Classical mathematical techniques such as discrete integration, gradient descent optimization, and state estimation (exemplified by the Runge-Kutta method, Gauss-Newton minimization, and extended Kalman filter or EKF, respectively), rely on linear algebra and hence are only applicable to state vectors belonging to Euclidean spaces when implemented as described in the literature. This document discusses how to modify these methods so they can be applied to non-Euclidean state vectors, such as those containing rotations and full motions of rigid bodies.
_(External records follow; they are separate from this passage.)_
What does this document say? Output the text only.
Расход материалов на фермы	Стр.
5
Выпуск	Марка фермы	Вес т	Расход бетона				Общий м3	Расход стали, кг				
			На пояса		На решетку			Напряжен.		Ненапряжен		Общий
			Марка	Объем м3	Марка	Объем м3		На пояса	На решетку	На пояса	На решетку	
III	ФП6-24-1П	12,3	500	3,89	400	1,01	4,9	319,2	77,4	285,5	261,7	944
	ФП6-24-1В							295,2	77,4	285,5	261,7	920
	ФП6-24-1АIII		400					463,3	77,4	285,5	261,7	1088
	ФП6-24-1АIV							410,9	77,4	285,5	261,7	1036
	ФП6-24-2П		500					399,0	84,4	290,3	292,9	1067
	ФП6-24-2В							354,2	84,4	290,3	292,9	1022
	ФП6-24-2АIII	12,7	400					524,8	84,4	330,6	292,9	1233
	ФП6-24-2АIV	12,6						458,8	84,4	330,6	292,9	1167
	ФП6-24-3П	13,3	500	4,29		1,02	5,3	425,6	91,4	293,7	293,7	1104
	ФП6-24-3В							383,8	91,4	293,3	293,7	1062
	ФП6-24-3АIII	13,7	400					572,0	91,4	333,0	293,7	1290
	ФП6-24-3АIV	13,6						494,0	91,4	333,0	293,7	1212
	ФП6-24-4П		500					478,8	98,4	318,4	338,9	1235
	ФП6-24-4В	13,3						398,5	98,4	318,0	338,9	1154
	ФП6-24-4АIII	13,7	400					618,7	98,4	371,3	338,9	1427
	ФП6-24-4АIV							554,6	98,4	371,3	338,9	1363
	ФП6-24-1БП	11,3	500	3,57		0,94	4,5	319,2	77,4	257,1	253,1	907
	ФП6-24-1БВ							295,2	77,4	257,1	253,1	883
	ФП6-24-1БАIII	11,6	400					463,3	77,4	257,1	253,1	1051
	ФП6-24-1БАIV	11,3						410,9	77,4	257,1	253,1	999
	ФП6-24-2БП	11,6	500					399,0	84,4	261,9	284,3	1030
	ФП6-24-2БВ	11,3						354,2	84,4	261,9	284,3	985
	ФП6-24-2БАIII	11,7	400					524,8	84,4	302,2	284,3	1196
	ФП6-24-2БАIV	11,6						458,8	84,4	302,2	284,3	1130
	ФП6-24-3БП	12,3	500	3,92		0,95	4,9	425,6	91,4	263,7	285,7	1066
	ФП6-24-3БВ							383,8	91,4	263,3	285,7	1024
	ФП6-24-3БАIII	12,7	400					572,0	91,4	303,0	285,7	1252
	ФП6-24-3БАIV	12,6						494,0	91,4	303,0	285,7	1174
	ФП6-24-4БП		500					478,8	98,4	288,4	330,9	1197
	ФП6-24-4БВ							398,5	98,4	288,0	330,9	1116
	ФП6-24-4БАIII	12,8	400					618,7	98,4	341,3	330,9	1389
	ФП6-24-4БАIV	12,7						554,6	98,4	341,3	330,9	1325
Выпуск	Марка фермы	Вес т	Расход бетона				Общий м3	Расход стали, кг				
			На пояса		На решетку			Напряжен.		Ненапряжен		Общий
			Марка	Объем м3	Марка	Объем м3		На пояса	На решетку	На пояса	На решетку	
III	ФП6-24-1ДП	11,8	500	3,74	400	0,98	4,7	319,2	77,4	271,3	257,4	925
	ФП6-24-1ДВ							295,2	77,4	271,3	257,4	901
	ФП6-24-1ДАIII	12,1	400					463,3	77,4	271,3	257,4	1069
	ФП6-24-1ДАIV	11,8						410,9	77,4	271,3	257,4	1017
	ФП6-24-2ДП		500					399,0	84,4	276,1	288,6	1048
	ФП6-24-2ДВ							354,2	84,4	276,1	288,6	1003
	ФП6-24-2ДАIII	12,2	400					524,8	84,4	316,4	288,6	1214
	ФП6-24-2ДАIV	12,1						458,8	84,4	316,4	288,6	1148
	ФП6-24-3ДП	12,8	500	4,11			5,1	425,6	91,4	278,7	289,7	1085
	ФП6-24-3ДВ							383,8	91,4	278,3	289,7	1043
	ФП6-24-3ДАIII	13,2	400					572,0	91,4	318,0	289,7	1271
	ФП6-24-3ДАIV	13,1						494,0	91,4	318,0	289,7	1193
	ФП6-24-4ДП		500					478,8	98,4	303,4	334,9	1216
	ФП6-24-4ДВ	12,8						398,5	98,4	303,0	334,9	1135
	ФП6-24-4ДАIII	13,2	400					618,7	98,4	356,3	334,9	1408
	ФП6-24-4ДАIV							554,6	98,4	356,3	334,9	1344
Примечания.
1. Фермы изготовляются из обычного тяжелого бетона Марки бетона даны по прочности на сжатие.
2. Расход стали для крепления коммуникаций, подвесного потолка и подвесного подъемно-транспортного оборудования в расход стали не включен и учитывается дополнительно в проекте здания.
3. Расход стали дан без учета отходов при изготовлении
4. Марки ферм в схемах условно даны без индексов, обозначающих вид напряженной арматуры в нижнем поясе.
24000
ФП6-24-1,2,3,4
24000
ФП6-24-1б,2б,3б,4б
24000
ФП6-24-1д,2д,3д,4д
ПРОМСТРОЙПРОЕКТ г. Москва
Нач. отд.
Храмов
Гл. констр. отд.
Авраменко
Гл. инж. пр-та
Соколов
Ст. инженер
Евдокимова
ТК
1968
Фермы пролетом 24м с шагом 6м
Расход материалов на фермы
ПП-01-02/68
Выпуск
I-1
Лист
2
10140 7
To do so, this document provides an in-depth review of the concept of manifolds or Lie groups, together with their tangent spaces or Lie algebras, their exponential and logarithmic maps, the analysis of perturbations, the treatment of uncertainty and covariance, and in particular the definitions of the Jacobians required to employ the previously mentioned calculus methods. These concepts are particularized to the specific cases of the SO(3) and SE(3) Lie groups, known as the special orthogonal and special Euclidean groups of R3, which represent the rigid body rotations and motions, describing their various possible parameterizations as well as their advantages and disadvantages.

翻译：经典数学方法如离散积分、梯度下降优化和状态估计（分别以Runge-Kutta方法、Gauss-Newton最小化、扩展卡尔曼滤波或EKF为例）依赖于线性代数，因此按文献所述实现时仅适用于属于欧几里得空间的状态向量。本文讨论如何修改这些方法，使其能够应用于非欧几里得状态向量，例如包含刚体旋转和完整运动的状态向量。为此，本文深入综述了流形或李群的概念，及其切空间或李代数、指数映射和对数映射、扰动分析、不确定性与协方差的处理，特别是应用前述微积分方法所需的雅可比矩阵定义。这些概念被具体化为SO(3)和SE(3)李群的特殊情况，即R3中的特殊正交群和特殊欧几里得群，它们代表刚体旋转和运动，描述了其各种可能的参数化方式及其优缺点。